Johann Jakob Balmer derived a formula to predict the locations of the visible lines in the hydrogen spectrum, which can be written \[ \frac{1}{\lambda} = 1.097\times10^7\left(\frac{1}{4} - \frac{1}{n^2}\right) \] where \(\lambda\) is wavelength in meters, and \(n\) is an integer greater than 2.

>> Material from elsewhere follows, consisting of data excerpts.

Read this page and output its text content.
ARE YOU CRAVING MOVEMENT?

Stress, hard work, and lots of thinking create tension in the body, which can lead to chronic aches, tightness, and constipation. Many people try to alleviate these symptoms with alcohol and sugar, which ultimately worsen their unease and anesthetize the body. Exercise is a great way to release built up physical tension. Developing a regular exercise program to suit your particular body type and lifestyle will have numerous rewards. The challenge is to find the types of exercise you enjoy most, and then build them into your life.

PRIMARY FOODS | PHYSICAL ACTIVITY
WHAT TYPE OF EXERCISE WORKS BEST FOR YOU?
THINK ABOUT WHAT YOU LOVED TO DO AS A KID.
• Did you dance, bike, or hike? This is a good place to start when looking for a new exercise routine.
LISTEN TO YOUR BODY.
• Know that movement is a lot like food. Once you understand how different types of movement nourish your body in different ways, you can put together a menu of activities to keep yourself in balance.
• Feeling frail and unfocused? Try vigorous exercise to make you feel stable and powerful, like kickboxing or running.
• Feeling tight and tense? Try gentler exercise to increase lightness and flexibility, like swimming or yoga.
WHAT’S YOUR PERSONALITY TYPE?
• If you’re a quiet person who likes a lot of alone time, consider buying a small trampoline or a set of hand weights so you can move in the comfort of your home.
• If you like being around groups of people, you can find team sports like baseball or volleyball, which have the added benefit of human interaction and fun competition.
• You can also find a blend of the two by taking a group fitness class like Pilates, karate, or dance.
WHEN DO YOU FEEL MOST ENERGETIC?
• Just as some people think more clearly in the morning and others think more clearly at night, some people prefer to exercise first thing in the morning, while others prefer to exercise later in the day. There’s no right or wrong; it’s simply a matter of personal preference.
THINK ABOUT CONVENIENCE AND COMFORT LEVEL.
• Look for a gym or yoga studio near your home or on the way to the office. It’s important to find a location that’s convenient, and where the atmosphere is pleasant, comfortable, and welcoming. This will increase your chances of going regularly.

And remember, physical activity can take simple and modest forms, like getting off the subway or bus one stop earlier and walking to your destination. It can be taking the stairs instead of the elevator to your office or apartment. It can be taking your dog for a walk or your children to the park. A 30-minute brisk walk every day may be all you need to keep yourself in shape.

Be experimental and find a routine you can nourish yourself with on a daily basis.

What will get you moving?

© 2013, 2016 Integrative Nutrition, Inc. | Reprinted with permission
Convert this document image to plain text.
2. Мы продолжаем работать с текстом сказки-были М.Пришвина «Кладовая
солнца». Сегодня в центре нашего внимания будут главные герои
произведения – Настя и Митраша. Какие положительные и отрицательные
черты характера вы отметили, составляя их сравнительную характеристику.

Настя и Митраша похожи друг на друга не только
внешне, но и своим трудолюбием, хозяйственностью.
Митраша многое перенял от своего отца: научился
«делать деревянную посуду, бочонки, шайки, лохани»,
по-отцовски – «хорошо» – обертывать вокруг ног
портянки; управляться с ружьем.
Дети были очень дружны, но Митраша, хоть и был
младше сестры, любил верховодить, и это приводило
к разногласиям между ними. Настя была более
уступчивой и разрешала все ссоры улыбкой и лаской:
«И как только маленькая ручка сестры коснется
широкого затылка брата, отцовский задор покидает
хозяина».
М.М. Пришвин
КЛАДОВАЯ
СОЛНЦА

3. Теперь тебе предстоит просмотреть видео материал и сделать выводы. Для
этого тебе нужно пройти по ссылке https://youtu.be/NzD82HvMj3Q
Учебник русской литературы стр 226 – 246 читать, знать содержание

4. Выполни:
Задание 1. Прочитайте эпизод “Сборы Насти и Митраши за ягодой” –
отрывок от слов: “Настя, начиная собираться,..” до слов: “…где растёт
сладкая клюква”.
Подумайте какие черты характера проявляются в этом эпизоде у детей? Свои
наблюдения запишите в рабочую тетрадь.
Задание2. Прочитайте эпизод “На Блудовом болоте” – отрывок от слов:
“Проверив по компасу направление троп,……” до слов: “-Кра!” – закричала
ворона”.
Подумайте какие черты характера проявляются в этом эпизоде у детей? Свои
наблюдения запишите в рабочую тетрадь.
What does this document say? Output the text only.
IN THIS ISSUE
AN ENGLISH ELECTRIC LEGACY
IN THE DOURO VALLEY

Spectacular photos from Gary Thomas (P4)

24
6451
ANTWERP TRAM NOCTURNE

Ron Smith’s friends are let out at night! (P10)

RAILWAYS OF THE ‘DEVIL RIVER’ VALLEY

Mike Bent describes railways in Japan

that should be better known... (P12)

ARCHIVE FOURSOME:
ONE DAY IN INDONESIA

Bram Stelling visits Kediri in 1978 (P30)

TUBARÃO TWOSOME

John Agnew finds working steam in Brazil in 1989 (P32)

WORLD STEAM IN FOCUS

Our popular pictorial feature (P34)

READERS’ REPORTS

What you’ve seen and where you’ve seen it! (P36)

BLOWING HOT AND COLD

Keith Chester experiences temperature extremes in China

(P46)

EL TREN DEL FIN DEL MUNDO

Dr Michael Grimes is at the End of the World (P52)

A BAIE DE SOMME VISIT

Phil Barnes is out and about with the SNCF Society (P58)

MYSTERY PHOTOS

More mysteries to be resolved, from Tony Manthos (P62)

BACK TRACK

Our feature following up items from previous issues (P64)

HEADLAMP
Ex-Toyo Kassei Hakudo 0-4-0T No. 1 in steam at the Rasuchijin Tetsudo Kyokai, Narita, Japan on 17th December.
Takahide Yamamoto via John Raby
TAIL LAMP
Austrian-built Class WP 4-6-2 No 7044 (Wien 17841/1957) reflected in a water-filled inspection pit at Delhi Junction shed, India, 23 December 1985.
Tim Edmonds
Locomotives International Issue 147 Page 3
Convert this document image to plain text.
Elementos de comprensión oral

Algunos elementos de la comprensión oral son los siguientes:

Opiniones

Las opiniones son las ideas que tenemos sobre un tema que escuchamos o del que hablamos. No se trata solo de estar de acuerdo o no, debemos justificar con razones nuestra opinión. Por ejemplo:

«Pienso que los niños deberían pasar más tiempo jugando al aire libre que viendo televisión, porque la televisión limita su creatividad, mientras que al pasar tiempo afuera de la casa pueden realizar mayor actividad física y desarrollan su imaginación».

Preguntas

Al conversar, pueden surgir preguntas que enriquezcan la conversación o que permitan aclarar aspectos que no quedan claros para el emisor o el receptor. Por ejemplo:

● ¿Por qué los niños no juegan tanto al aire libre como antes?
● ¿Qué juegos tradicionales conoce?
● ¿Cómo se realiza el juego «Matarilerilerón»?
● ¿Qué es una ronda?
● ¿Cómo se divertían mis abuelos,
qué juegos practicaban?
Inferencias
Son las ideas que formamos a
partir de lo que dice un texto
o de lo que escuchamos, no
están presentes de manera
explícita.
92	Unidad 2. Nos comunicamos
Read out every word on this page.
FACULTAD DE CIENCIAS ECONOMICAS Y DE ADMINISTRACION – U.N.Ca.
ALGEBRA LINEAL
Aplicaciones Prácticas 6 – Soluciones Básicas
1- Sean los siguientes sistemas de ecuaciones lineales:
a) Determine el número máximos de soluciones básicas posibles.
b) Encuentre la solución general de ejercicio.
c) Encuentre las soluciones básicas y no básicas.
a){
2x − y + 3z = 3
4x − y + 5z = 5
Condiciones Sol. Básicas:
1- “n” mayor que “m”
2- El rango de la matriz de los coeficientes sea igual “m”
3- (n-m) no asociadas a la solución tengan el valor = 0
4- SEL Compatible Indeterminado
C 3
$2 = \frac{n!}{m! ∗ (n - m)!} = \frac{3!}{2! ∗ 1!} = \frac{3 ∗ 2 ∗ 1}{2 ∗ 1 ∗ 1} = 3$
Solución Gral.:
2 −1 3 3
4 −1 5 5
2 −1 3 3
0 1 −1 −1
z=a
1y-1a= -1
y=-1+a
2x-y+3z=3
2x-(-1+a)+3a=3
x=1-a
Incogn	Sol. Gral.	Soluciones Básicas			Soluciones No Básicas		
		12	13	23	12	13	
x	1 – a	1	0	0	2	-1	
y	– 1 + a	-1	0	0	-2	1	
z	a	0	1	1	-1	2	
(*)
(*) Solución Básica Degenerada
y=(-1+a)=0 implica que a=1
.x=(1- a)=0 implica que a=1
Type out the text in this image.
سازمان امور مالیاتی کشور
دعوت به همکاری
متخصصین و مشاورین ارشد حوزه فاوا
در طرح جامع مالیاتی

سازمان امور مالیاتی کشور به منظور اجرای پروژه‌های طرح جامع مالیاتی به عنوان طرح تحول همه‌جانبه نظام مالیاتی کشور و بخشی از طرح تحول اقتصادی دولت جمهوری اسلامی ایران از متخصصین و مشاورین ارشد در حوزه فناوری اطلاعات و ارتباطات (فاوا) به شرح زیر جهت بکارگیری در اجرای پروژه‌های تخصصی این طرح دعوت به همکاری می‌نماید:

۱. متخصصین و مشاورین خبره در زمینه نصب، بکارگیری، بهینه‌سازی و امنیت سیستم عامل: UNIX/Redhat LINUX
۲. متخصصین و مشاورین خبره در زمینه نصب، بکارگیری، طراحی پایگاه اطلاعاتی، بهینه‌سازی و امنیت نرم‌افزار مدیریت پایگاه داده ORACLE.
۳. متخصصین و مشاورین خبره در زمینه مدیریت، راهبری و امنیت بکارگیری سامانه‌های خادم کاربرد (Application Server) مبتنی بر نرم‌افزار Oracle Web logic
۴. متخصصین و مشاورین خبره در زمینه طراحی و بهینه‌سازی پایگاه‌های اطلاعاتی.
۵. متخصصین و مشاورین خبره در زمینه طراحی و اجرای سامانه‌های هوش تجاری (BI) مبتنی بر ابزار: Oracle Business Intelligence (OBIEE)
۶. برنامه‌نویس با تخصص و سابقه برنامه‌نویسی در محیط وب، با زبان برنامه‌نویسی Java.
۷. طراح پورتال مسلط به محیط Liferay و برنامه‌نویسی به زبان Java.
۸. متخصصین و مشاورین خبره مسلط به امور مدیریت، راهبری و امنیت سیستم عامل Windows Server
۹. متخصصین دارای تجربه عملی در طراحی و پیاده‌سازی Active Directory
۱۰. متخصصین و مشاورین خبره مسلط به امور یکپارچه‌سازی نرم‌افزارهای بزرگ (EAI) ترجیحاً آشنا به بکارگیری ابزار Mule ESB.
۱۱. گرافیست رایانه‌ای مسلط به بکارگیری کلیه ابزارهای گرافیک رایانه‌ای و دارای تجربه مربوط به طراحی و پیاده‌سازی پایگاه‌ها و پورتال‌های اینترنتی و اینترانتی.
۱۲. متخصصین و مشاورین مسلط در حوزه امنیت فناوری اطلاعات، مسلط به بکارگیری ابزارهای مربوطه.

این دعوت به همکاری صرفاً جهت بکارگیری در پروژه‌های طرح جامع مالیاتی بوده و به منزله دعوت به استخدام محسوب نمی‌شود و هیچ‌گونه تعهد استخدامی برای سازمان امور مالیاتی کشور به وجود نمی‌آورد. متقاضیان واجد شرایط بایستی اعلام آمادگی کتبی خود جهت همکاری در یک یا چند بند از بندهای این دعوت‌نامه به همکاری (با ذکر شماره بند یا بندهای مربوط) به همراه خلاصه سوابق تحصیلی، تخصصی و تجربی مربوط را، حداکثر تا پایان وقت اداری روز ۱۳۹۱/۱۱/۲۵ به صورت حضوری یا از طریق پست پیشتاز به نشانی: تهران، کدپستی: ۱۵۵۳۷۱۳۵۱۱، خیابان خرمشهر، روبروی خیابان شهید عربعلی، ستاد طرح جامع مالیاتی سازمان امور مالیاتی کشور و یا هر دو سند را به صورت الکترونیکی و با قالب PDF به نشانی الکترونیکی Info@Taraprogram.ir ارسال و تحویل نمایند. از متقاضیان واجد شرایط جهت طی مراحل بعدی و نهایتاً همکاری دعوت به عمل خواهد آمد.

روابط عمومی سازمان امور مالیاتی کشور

A few years later, Johannes Rydberg derived a more general formula which can be written \[ \frac{1}{\lambda} = \frac{R_H}{hc}\left(\frac{1}{n_f^2} - \frac{1}{n_i^2}\right) \] where \(\lambda\) is wavelength in meters, \(R_H\) is the Rydberg constant \(2.179 872 171\times10^{-18}\) J, \(h\) is Planck's constant, \(c\) is the speed of light, and \(n_f\) and \(n_i\) are integers such that \(n_f < n_i\) for emission spectra and each \(n_f\) defines a particular series of lines. E.g., when \(n_f = 2\) the lines given by the Rydberg formula are the visible lines of the Balmer series.

Bohr

The above is all well and good, but WHY do these equations work? Niels Bohr derived a model of the hydrogen atom in which the electron was only allowed to occupy certain energy levels, i.e., the energy of the electron was quantized. Specifically, if the only allowed energies of the electron in a hydrogen atom are taken to be \[ E=-\frac{R_H}{n^2}\] where \(n=1, 2, 3, ...\infty\) and we note that the energy of the emitted photon is \(E=h\nu\) then \[\begin{aligned}
\Delta E & = & (E_f - E_i)\\
\Delta E & = & - R_H\left(\frac{1}{n_f^2} - \frac{1}{n_i^2}\right) \\
h\nu & = & R_H\left(\frac{1}{n_f^2} - \frac{1}{n_i^2}\right) \\
\frac{1}{\lambda} & = & \frac{R_H}{hc}\left(\frac{1}{n_f^2} - \frac{1}{n_i^2}\right)
\end{aligned}\]